跳转至主要内容

Insert Idempotency

Since Timeplus Enterprise v2.4 there are new settings idempotent_id and enable_idempotent_processing:

  • INSERT INTO .. SETTINGS idempotent_id='..' VALUES ..
  • 选择... FROM .. SETTINGS enable_idempotent_processing=true

These settings allow you to define a unique ID for each batch INSERT. Sending the data with the same value of idempotent_id won't result in duplicated data in the target stream. You can retry safely with those settings.

Here is an example.

Create a stream for testing

Let's create a stream with 2 columns:

CREATE STREAM test_stream(`i` int,  `v` string)

This is an append-only stream. You can insert duplicated data, e.g.

INSERT INTO test43_stream (i, v) VALUES (1, 'a') (1, 'a')

Insert with idempotent_id

Recreate the stream if you have inserted any data. You can run the following SQL multiple times:

INSERT INTO test_stream (i, v) SETTINGS idempotent_id = 'batch1' VALUES (1, 'a') (2, 'b');

Then run

SELECT count() FROM table(test_stream)

You will get 2.

If you remove SETTINGS idempotent_id = 'batch1' and run the SQL again, duplicated data will be inserted.

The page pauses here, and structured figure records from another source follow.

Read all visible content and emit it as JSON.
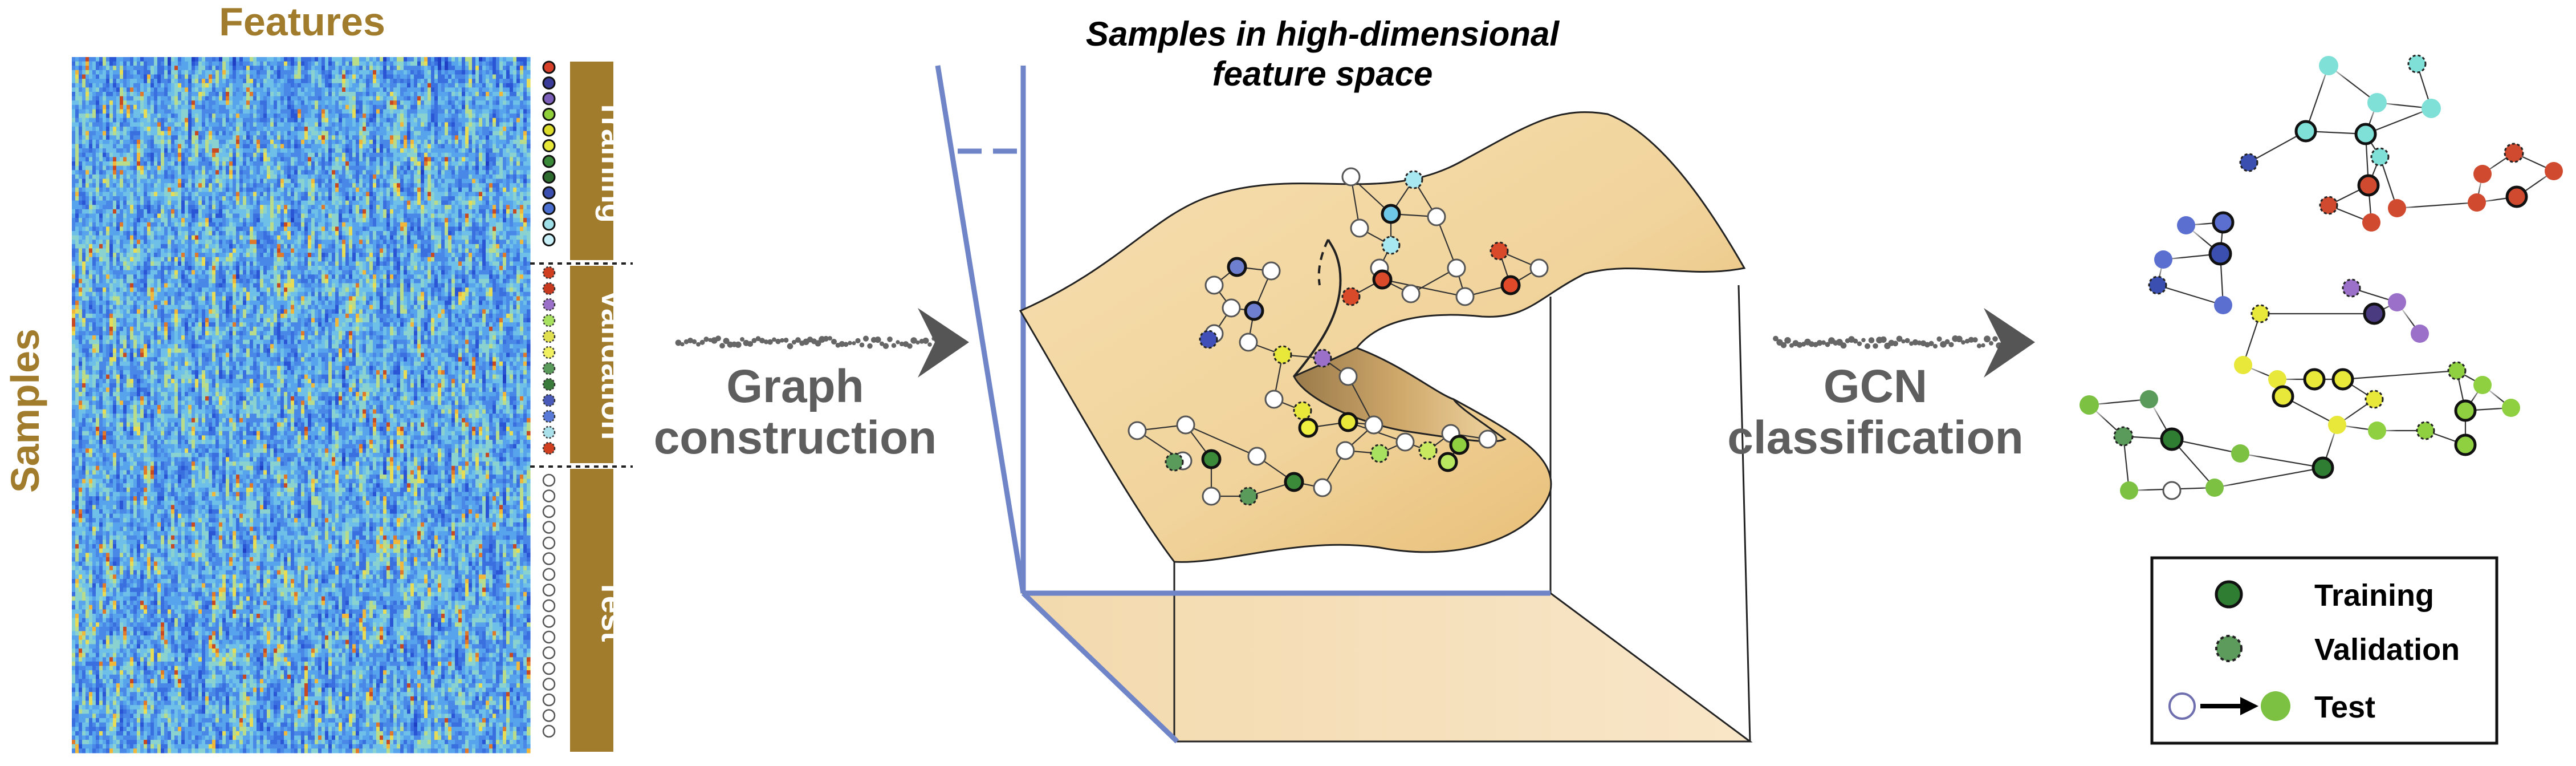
{
  "matrix": {
    "features_label": "Features",
    "samples_label": "Samples",
    "groups": [
      {
        "label": "Training"
      },
      {
        "label": "Validation"
      },
      {
        "label": "Test"
      }
    ]
  },
  "arrows": {
    "graph_construction_line1": "Graph",
    "graph_construction_line2": "construction",
    "gcn_line1": "GCN",
    "gcn_line2": "classification"
  },
  "space": {
    "title_line1": "Samples in high-dimensional",
    "title_line2": "feature space"
  },
  "legend": {
    "items": [
      {
        "label": "Training"
      },
      {
        "label": "Validation"
      },
      {
        "label": "Test"
      }
    ]
  },
  "colors": {
    "gold": "#a07c2c",
    "axis_blue": "#6f85c8",
    "manifold": "#edc98f",
    "arrow_grey": "#666666",
    "training_green": "#2e7d32",
    "validation_green": "#5d9b5d",
    "test_green": "#7cc142"
  }
}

Streaming SQL with enable_idempotent_processing

When you insert data with idempotent_id, querying the stream with table function will retrieve the historical data of the stream, without duplication. However if you run:

SELECT count() FROM test_stream

Every time you run the INSERT SQL, no matter with idempotent_id or not, a bigger count number will be returned. To enable idempotent processing, set the flag to true in the Streaming SQL, e.g.

SELECT count() FROM test_stream SETTINGS enable_idempotent_processing=true;

With this setting, your Streaming SQL will only emit results when it accepts new data.